Justice Dept. Forms Domestic Terrorism Unit
The move is in keeping with Attorney General Merrick B. Garland’s vow to make combating domestic terrorism a priority.,
The move is in keeping with Attorney General Merrick B. Garland’s vow to make combating domestic terrorism a priority.
WASHINGTON — The Justice Department is creating a unit to fight domestic terrorism at a time when the threat of violent extremism has increased, a top official said on Tuesday.
The number of F.B.I. investigations of suspects accused of domestic extremism has more than doubled since the spring of 2020, the head of the department’s national security division, Matthew G. Olsen, said in testimony before the Senate Judiciary Committee.
The national security division has a counterterrorism team, Mr. Olsen added, but a group of lawyers will now be dedicated to the domestic threat and ensure that cases will be “handled properly and effectively coordinated” across the agency and federal law enforcement.
The move is in keeping with Attorney General Merrick B. Garland’s vow to prioritize combating domestic extremism. It comes as the Justice Department investigates the Jan. 6 attack on the Capitol, an assault that underscores the resurgence of domestic extremism driven in part by the baseless perception that the 2020 election was marred by election fraud.
Last year, the Biden administration unveiled a national strategy to tackle domestic extremism, which called for preventing recruitment by extremist groups and bolstering information sharing across law enforcement.
In its budget proposal this spring, the Justice Department requested an additional $101 million to address domestic terrorism, including $45 million for the F.B.I. and $40 million that federal prosecutors can use to manage their increasing domestic terrorism caseloads. But Congress has not yet passed its annual appropriations bill, so no agency funding requests have been granted.
Political events will continue to drive the threat of violence in 2022, Jill Sanborn, the executive assistant director of the F.B.I.’s national security branch, told the Senate panel.
The two most dangerous types of domestic extremists, Ms. Sanborn said, are driven either by racial or ethnic beliefs, oftentimes “advocating for the superiority of the white race,” or by antigovernment sentiment from members of militia or anarchist groups.
Racially motivated extremists were the primary source of lethal domestic extremist attacks in 2018 and 2019, according to F.B.I. data. But in 2020, militia and anarchist groups were responsible for three of the four lethal domestic extremist attacks.
Once considered a lesser threat, antigovernment extremists have become “commensurate with” racially motivated extremists, foreign homegrown terrorists and militant groups like the Islamic State, Ms. Sanborn said. In identifying antigovernment extremism as an equal threat, the bureau can more comprehensively combat it.
Both Justice Department officials said that domestic extremism inquiries were more sensitive than foreign terrorism cases given that the First Amendment prohibits the government from opening criminal investigations into Americans because of their beliefs.

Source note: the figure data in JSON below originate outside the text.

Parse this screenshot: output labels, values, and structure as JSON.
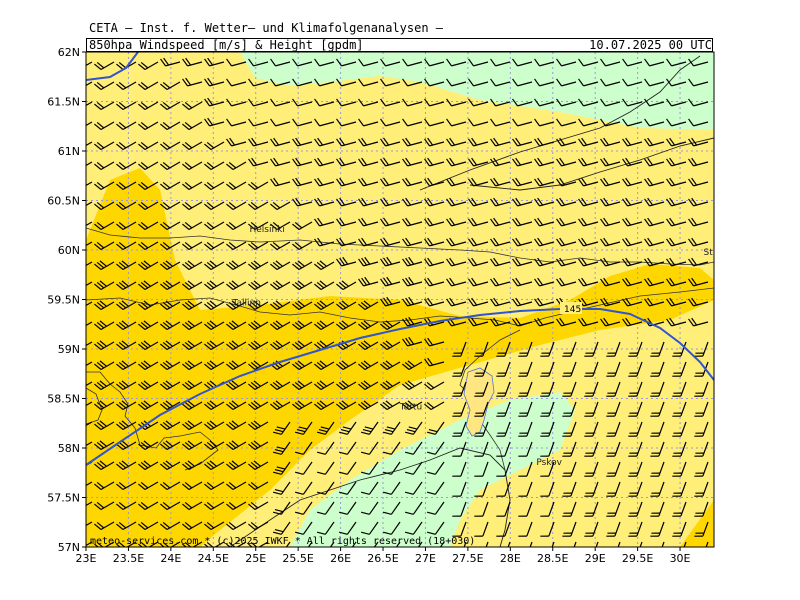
{
  "header": {
    "title": "CETA – Inst. f. Wetter– und Klimafolgenanalysen –",
    "subtitle": "850hpa Windspeed [m/s] & Height [gpdm]",
    "valid_time": "10.07.2025 00 UTC"
  },
  "footer": {
    "copyright": "meteo-services.com * (c)2025 IWKF * All rights reserved (18+030)"
  },
  "map": {
    "region": "Gulf of Finland / Estonia",
    "lon_range": [
      23,
      30.4
    ],
    "lat_range": [
      57,
      62
    ],
    "y_ticks": [
      "57N",
      "57.5N",
      "58N",
      "58.5N",
      "59N",
      "59.5N",
      "60N",
      "60.5N",
      "61N",
      "61.5N",
      "62N"
    ],
    "x_ticks": [
      "23E",
      "23.5E",
      "24E",
      "24.5E",
      "25E",
      "25.5E",
      "26E",
      "26.5E",
      "27E",
      "27.5E",
      "28E",
      "28.5E",
      "29E",
      "29.5E",
      "30E"
    ],
    "cities": [
      {
        "name": "Helsinki",
        "lon": 24.95,
        "lat": 60.17
      },
      {
        "name": "Tallinn",
        "lon": 24.75,
        "lat": 59.43
      },
      {
        "name": "Tartu",
        "lon": 26.72,
        "lat": 58.38
      },
      {
        "name": "Pskov",
        "lon": 28.33,
        "lat": 57.82
      },
      {
        "name": "St.Pbsbg.",
        "lon": 30.3,
        "lat": 59.94
      }
    ],
    "contour_label": "145",
    "colors": {
      "wind_5_10": "#ccffcc",
      "wind_10_15": "#ffee77",
      "wind_15_20": "#ffd700",
      "height_contour": "#3355cc",
      "grid": "#9999dd",
      "coast": "#333333"
    }
  }
}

Senator Richard Blumenthal, Democrat of Connecticut, highlighted that dilemma, asking the officials about the role that social media played in radicalizing individuals and allowing them to plan and promote activities like the rally that preceded the assault on the Capitol.

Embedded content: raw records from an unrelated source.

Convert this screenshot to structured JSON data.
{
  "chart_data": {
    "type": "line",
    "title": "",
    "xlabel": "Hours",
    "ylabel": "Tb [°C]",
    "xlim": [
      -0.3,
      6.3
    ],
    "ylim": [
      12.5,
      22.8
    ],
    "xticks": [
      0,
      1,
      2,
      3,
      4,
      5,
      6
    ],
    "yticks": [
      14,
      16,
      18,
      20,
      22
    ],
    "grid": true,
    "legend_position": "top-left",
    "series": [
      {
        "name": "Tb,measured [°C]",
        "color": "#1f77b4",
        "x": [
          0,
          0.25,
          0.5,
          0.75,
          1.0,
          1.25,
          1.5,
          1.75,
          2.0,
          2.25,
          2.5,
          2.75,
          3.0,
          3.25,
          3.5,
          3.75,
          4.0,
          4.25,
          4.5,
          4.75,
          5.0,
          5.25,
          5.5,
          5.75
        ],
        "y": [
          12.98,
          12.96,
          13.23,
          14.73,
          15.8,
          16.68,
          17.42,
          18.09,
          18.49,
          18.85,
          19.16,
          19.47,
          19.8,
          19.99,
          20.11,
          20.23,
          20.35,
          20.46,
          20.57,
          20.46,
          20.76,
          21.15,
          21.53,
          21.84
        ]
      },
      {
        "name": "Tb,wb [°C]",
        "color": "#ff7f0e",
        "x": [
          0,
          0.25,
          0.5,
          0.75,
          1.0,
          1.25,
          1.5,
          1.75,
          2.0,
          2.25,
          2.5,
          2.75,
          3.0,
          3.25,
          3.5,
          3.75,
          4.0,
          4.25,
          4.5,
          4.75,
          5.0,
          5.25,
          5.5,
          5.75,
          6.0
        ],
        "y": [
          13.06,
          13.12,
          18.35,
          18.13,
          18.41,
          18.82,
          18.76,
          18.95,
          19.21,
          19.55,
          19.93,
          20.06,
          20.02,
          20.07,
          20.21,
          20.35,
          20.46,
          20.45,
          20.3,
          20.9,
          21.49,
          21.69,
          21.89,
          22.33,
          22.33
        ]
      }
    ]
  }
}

Online platforms fueled the rise of groups “responsible for several hate-related murders,” Mr. Blumenthal said. “Facebook promised to stop these violent extremist organizations and ban their groups. Instead, according to Facebook’s own researchers, the company failed to recognize the magnitude of the threat and take appropriate action.”
Mr. Olsen said that even as intelligence agencies had concluded that social media has allowed violent extremists to spread information with more speed and reach, the Justice Department could not simply investigate people for promoting a violent ideology online.

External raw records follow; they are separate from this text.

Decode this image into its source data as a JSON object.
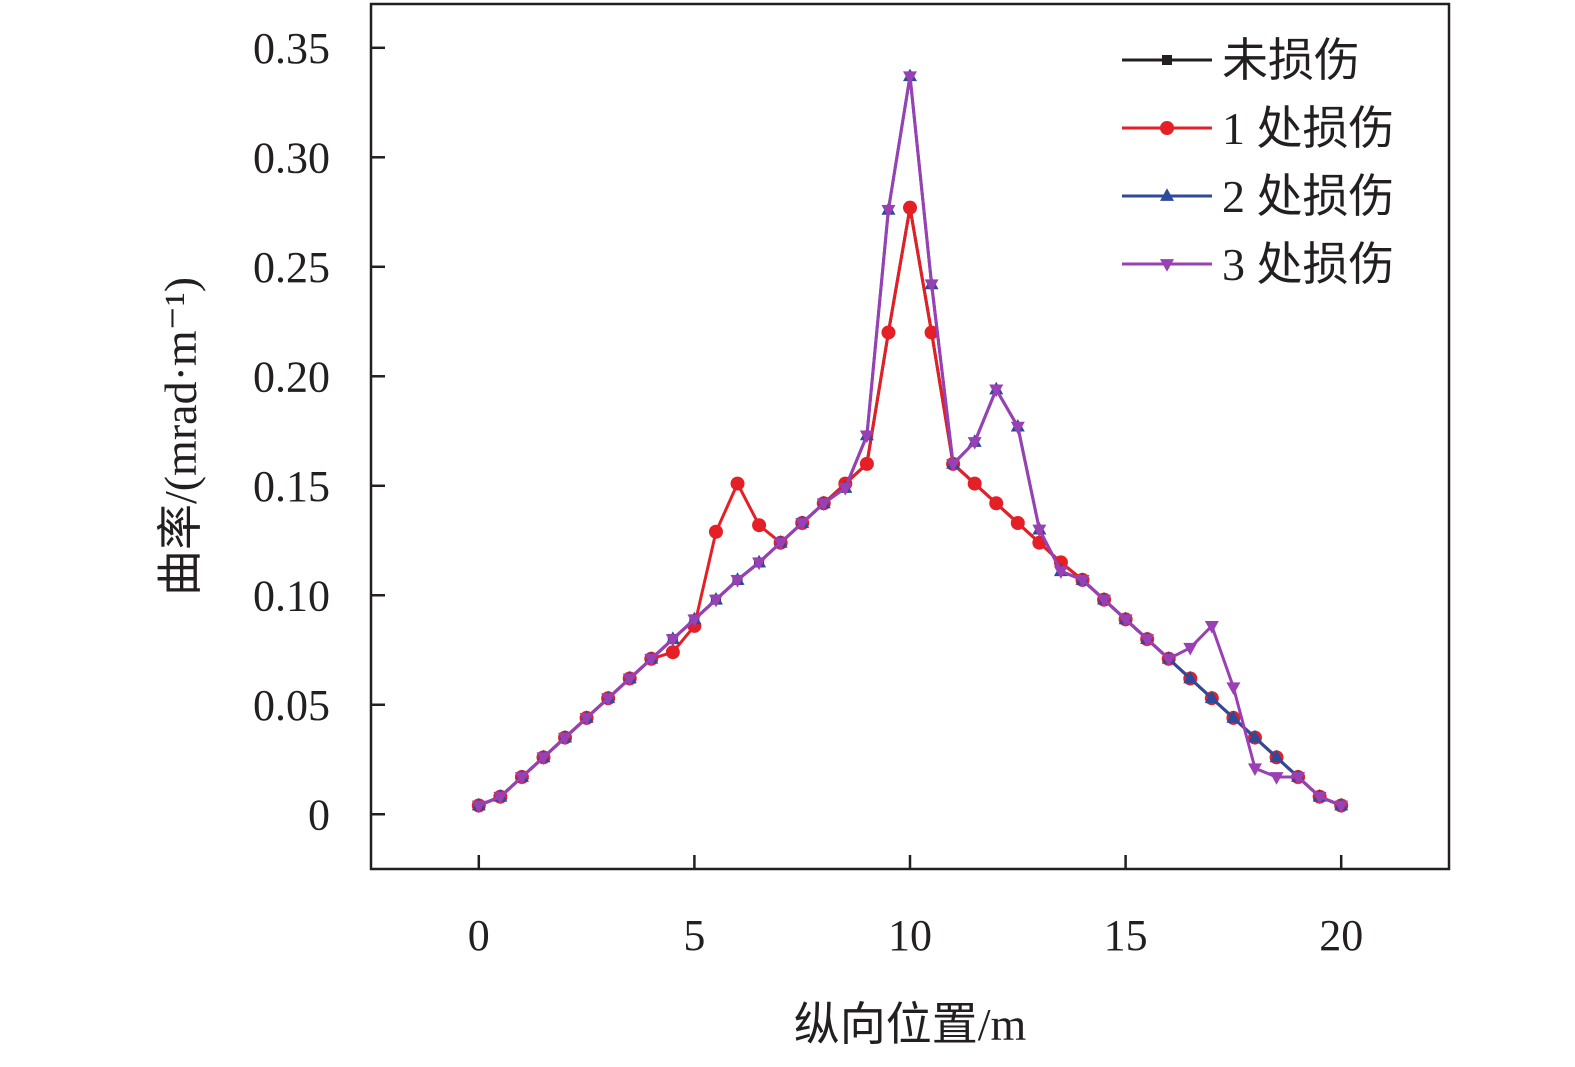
{
  "chart_data": {
    "type": "line",
    "title": "",
    "xlabel": "纵向位置/m",
    "ylabel": "曲率/(mrad·m⁻¹)",
    "xlim": [
      -2.5,
      22.5
    ],
    "ylim": [
      -0.025,
      0.37
    ],
    "xticks": [
      {
        "value": 0,
        "label": "0"
      },
      {
        "value": 5,
        "label": "5"
      },
      {
        "value": 10,
        "label": "10"
      },
      {
        "value": 15,
        "label": "15"
      },
      {
        "value": 20,
        "label": "20"
      }
    ],
    "yticks": [
      {
        "value": 0,
        "label": "0"
      },
      {
        "value": 0.05,
        "label": "0.05"
      },
      {
        "value": 0.1,
        "label": "0.10"
      },
      {
        "value": 0.15,
        "label": "0.15"
      },
      {
        "value": 0.2,
        "label": "0.20"
      },
      {
        "value": 0.25,
        "label": "0.25"
      },
      {
        "value": 0.3,
        "label": "0.30"
      },
      {
        "value": 0.35,
        "label": "0.35"
      }
    ],
    "grid": false,
    "legend_position": "top-right",
    "x": [
      0,
      0.5,
      1,
      1.5,
      2,
      2.5,
      3,
      3.5,
      4,
      4.5,
      5,
      5.5,
      6,
      6.5,
      7,
      7.5,
      8,
      8.5,
      9,
      9.5,
      10,
      10.5,
      11,
      11.5,
      12,
      12.5,
      13,
      13.5,
      14,
      14.5,
      15,
      15.5,
      16,
      16.5,
      17,
      17.5,
      18,
      18.5,
      19,
      19.5,
      20
    ],
    "series": [
      {
        "name": "未损伤",
        "color": "#231f20",
        "marker": "square",
        "values": [
          0.004,
          0.008,
          0.017,
          0.026,
          0.035,
          0.044,
          0.053,
          0.062,
          0.071,
          0.08,
          0.089,
          0.098,
          0.107,
          0.115,
          0.124,
          0.133,
          0.142,
          0.151,
          0.16,
          0.22,
          0.277,
          0.22,
          0.16,
          0.151,
          0.142,
          0.133,
          0.124,
          0.115,
          0.107,
          0.098,
          0.089,
          0.08,
          0.071,
          0.062,
          0.053,
          0.044,
          0.035,
          0.026,
          0.017,
          0.008,
          0.004
        ]
      },
      {
        "name": "1 处损伤",
        "color": "#e41f26",
        "marker": "circle",
        "values": [
          0.004,
          0.008,
          0.017,
          0.026,
          0.035,
          0.044,
          0.053,
          0.062,
          0.071,
          0.074,
          0.086,
          0.129,
          0.151,
          0.132,
          0.124,
          0.133,
          0.142,
          0.151,
          0.16,
          0.22,
          0.277,
          0.22,
          0.16,
          0.151,
          0.142,
          0.133,
          0.124,
          0.115,
          0.107,
          0.098,
          0.089,
          0.08,
          0.071,
          0.062,
          0.053,
          0.044,
          0.035,
          0.026,
          0.017,
          0.008,
          0.004
        ]
      },
      {
        "name": "2 处损伤",
        "color": "#2d4a9b",
        "marker": "triangle-up",
        "values": [
          0.004,
          0.008,
          0.017,
          0.026,
          0.035,
          0.044,
          0.053,
          0.062,
          0.071,
          0.08,
          0.089,
          0.098,
          0.107,
          0.115,
          0.124,
          0.133,
          0.142,
          0.149,
          0.173,
          0.276,
          0.337,
          0.242,
          0.16,
          0.17,
          0.194,
          0.177,
          0.13,
          0.111,
          0.107,
          0.098,
          0.089,
          0.08,
          0.071,
          0.062,
          0.053,
          0.044,
          0.035,
          0.026,
          0.017,
          0.008,
          0.004
        ]
      },
      {
        "name": "3 处损伤",
        "color": "#9a40b5",
        "marker": "triangle-down",
        "values": [
          0.004,
          0.008,
          0.017,
          0.026,
          0.035,
          0.044,
          0.053,
          0.062,
          0.071,
          0.08,
          0.089,
          0.098,
          0.107,
          0.115,
          0.124,
          0.133,
          0.142,
          0.149,
          0.173,
          0.276,
          0.337,
          0.242,
          0.16,
          0.17,
          0.194,
          0.177,
          0.13,
          0.111,
          0.107,
          0.098,
          0.089,
          0.08,
          0.071,
          0.076,
          0.086,
          0.058,
          0.021,
          0.017,
          0.017,
          0.008,
          0.004
        ]
      }
    ]
  }
}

“Espousing ideology, hateful ideology, is protected by the First Amendment, generally speaking,” Mr. Olsen said.
Mr. Blumenthal singled out a handful of groups, including the Atomwaffen Division, a small paramilitary neo-Nazi group that has disseminated violent messaging on social media.
In February 2020, federal prosecutors charged five people tied to the group with working to intimidate and harass journalists, a member of President Donald J. Trump’s cabinet, a university and a church.
On Tuesday, the Justice Department announced that a Washington man associated with the group was sentenced to seven years in prison for his role in that plot.